Já Vinícius diz ver no conceito a possibilidade de poder se relacionar sexual e amorosamente com qualquer pessoa em qualquer contexto e momento. Isso fez com que ele se visse livre de relacionamentos tóxicos, pois já “não havia mais uma obrigatoriedade em manter determinados laços”.

Arte: Isabela Andrade

Mas ele diz ainda viver um dilema. “Ao mesmo tempo que eu não queria que houvesse um nome diferente para as minhas relações (namoro, amizade, amizade colorida etc), eu vejo uma necessidade de pontuar uma diferenciação entre elas”, conta.

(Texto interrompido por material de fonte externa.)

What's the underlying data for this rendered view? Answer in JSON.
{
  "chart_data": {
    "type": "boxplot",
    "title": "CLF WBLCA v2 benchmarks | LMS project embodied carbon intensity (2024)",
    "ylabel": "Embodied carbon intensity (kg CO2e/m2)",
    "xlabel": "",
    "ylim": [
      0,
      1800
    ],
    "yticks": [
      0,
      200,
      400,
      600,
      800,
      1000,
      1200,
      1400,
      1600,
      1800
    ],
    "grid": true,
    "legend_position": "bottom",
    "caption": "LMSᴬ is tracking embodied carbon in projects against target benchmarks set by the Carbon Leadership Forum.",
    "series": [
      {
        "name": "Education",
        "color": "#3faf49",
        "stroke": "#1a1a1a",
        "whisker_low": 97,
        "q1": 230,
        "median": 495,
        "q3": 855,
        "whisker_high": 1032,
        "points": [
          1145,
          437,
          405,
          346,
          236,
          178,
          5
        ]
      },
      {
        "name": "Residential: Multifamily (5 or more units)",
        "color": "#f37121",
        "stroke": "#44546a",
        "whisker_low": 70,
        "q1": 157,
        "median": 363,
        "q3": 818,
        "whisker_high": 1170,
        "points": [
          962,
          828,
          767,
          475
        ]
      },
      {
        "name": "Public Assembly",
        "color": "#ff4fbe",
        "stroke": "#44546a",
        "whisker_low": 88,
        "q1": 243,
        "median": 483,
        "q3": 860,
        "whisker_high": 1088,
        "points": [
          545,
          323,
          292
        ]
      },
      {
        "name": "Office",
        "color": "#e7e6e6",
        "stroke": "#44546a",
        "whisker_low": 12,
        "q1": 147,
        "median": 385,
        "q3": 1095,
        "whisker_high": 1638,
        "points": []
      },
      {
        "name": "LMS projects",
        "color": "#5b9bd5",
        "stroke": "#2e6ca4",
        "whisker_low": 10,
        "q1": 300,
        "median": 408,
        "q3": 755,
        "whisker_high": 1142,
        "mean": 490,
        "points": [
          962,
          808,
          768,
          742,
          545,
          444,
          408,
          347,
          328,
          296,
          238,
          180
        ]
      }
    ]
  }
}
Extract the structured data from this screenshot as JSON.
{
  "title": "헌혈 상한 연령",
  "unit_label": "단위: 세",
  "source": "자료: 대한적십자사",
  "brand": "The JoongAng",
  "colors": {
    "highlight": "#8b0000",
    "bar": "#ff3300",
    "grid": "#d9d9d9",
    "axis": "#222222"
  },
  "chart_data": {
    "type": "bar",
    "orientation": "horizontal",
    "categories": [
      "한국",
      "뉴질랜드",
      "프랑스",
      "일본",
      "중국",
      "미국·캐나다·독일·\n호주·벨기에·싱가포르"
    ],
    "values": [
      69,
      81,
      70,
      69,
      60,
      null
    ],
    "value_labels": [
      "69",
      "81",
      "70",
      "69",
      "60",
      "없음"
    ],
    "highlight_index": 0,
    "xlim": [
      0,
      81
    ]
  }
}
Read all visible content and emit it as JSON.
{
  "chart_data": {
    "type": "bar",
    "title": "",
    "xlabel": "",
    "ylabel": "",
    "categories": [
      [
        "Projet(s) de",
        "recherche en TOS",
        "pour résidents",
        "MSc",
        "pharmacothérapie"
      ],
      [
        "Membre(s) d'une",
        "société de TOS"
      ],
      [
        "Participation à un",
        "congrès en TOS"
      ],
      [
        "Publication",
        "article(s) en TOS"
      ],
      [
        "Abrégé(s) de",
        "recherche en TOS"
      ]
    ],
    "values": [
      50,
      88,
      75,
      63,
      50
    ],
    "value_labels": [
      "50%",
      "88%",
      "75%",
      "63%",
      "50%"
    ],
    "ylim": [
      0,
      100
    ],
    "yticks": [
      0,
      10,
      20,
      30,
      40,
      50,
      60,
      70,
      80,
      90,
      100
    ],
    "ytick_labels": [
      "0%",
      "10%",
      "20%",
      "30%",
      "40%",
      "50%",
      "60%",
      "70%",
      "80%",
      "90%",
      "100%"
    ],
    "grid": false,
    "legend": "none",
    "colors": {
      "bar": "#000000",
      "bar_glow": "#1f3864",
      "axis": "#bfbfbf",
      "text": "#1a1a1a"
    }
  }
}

Vinícius tem um namorado e, apesar de evitar, usa essa nomenclatura porque, além de mais simples de explicar, a relação dele com o rapaz é muito diferente da com seus amigos. “Ela contém um valor emocional muito destoante das minhas outras relações. Claro que isso não quer dizer que por isso a gente ‘namore’, já que isso é um valor social ligado à monogamia, mas a gente usa dessa forma por uma questão prática: é muito mais simples explicar.”

O videomaker e fotógrafo Bernoch, de 27 anos, diz que a não-monogamia lhe ajudou a lidar com a insegurança. “Comecei a perder o medo de perder a pessoa, de ser trocado, isso não existe mais para mim. Eu reconheço que a gente vive fases na nossa vida onde vamos conhecer pessoas e não tem isso de trocar alguém. É só que, talvez, em algum momento, essa pessoa já não esteja em uma vibe de se relacionar compatível com a sua.”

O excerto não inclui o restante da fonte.